I also had a long-standing regret when I was younger about my high school music teacher Giles Hobin. His chorus class was transformational for me when I reached high school. From the first day, he treated me like an adult and inspired me to appreciate music. I wanted to thank him years later but didn’t know where he was.

In the spring of 2001, my classmate Janet Howland sent me a newspaper clipping of a Letter to the Editor he had written, and it listed his home address, which was the same as it had been for years. I sat down and wrote him a letter saying that unlike other students on the first day of college, I felt totally prepared because of teachers like him and was ready for the challenge.

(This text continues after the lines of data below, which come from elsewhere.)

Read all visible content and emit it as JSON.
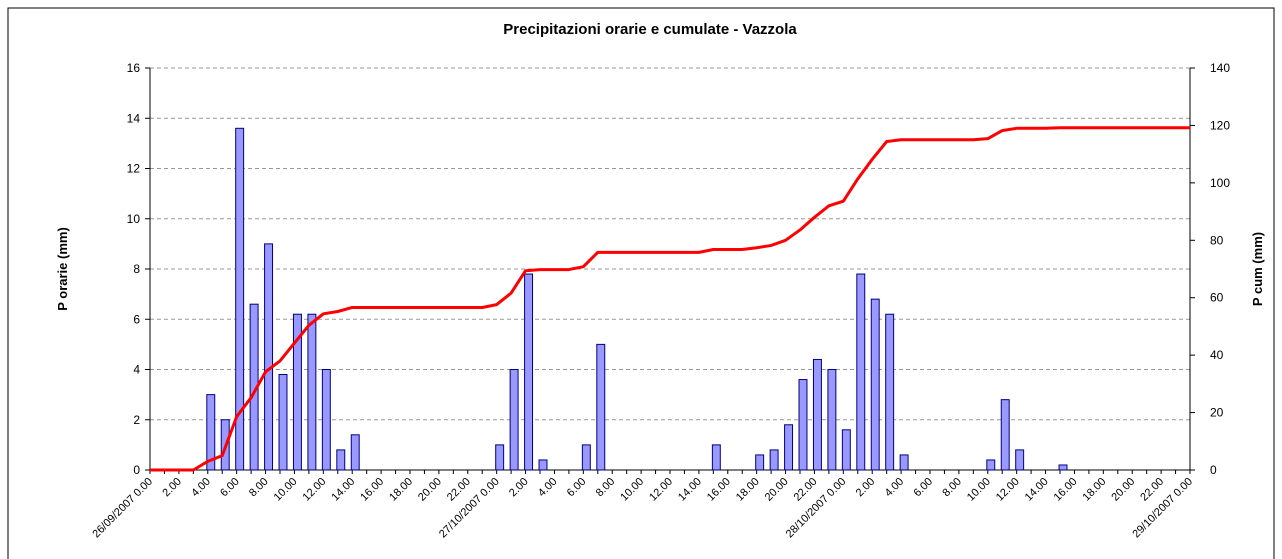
{
  "chart_data": {
    "type": "bar+line",
    "title": "Precipitazioni orarie e cumulate - Vazzola",
    "y_label": "P orarie (mm)",
    "y2_label": "P cum (mm)",
    "categories": [
      "26/09/2007 0.00",
      null,
      "2.00",
      null,
      "4.00",
      null,
      "6.00",
      null,
      "8.00",
      null,
      "10.00",
      null,
      "12.00",
      null,
      "14.00",
      null,
      "16.00",
      null,
      "18.00",
      null,
      "20.00",
      null,
      "22.00",
      null,
      "27/10/2007 0.00",
      null,
      "2.00",
      null,
      "4.00",
      null,
      "6.00",
      null,
      "8.00",
      null,
      "10.00",
      null,
      "12.00",
      null,
      "14.00",
      null,
      "16.00",
      null,
      "18.00",
      null,
      "20.00",
      null,
      "22.00",
      null,
      "28/10/2007 0.00",
      null,
      "2.00",
      null,
      "4.00",
      null,
      "6.00",
      null,
      "8.00",
      null,
      "10.00",
      null,
      "12.00",
      null,
      "14.00",
      null,
      "16.00",
      null,
      "18.00",
      null,
      "20.00",
      null,
      "22.00",
      null,
      "29/10/2007 0.00"
    ],
    "series": [
      {
        "type": "bar",
        "axis": "y",
        "color": "#9999ff",
        "edgecolor": "#000080",
        "values": [
          0,
          0,
          0,
          0,
          3,
          2,
          13.6,
          6.6,
          9,
          3.8,
          6.2,
          6.2,
          4,
          0.8,
          1.4,
          0,
          0,
          0,
          0,
          0,
          0,
          0,
          0,
          0,
          1,
          4,
          7.8,
          0.4,
          0,
          0,
          1,
          5,
          0,
          0,
          0,
          0,
          0,
          0,
          0,
          1,
          0,
          0,
          0.6,
          0.8,
          1.8,
          3.6,
          4.4,
          4,
          1.6,
          7.8,
          6.8,
          6.2,
          0.6,
          0,
          0,
          0,
          0,
          0,
          0.4,
          2.8,
          0.8,
          0,
          0,
          0.2,
          0,
          0,
          0,
          0,
          0,
          0,
          0,
          0,
          0
        ]
      },
      {
        "type": "line",
        "axis": "y2",
        "color": "#ff0000",
        "values": [
          0,
          0,
          0,
          0,
          3,
          5,
          18.6,
          25.2,
          34.2,
          38,
          44.2,
          50.4,
          54.4,
          55.2,
          56.6,
          56.6,
          56.6,
          56.6,
          56.6,
          56.6,
          56.6,
          56.6,
          56.6,
          56.6,
          57.6,
          61.6,
          69.4,
          69.8,
          69.8,
          69.8,
          70.8,
          75.8,
          75.8,
          75.8,
          75.8,
          75.8,
          75.8,
          75.8,
          75.8,
          76.8,
          76.8,
          76.8,
          77.4,
          78.2,
          80,
          83.6,
          88,
          92,
          93.6,
          101.4,
          108.2,
          114.4,
          115,
          115,
          115,
          115,
          115,
          115,
          115.4,
          118.2,
          119,
          119,
          119,
          119.2,
          119.2,
          119.2,
          119.2,
          119.2,
          119.2,
          119.2,
          119.2,
          119.2,
          119.2
        ]
      }
    ],
    "ylim": [
      0,
      16
    ],
    "yticks": [
      0,
      2,
      4,
      6,
      8,
      10,
      12,
      14,
      16
    ],
    "y2lim": [
      0,
      140
    ],
    "y2ticks": [
      0,
      20,
      40,
      60,
      80,
      100,
      120,
      140
    ],
    "grid": true
  }
}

I mailed it to him and expected to hear back from him, but months passed without a response.

As I was getting ready to fly to Rochester to attend a wedding in late October 2001, Janet Howland emailed me to tell me that Giles Hobin had died. I was crushed and saddened that I would never have an opportunity to speak to him again. I was able to attend his funeral service with some of my classmates and as I went through a reception line meeting my teacher’s family, something remarkable happened.

As I shook his son Shawn’s hand in the reception line, he turned and told his mother who I was. She smiled and hugged me and said that she wanted to tell me something.

“Of course, Giles was thrilled to receive your letter,” she said. “It meant the world to him, and he kept it on his nightstand. He wanted to write you back but couldn’t because of his illness. I offered to write it for him, but he insisted that he would write you back, but he never got the chance to do so.”

The experience of being human means interacting with many different personalities to chart your own path in this world. I’ve made plenty of mistakes over time and have made many decisions I wish I could regret, but instead I’ve chosen to be happy and continue moving ahead.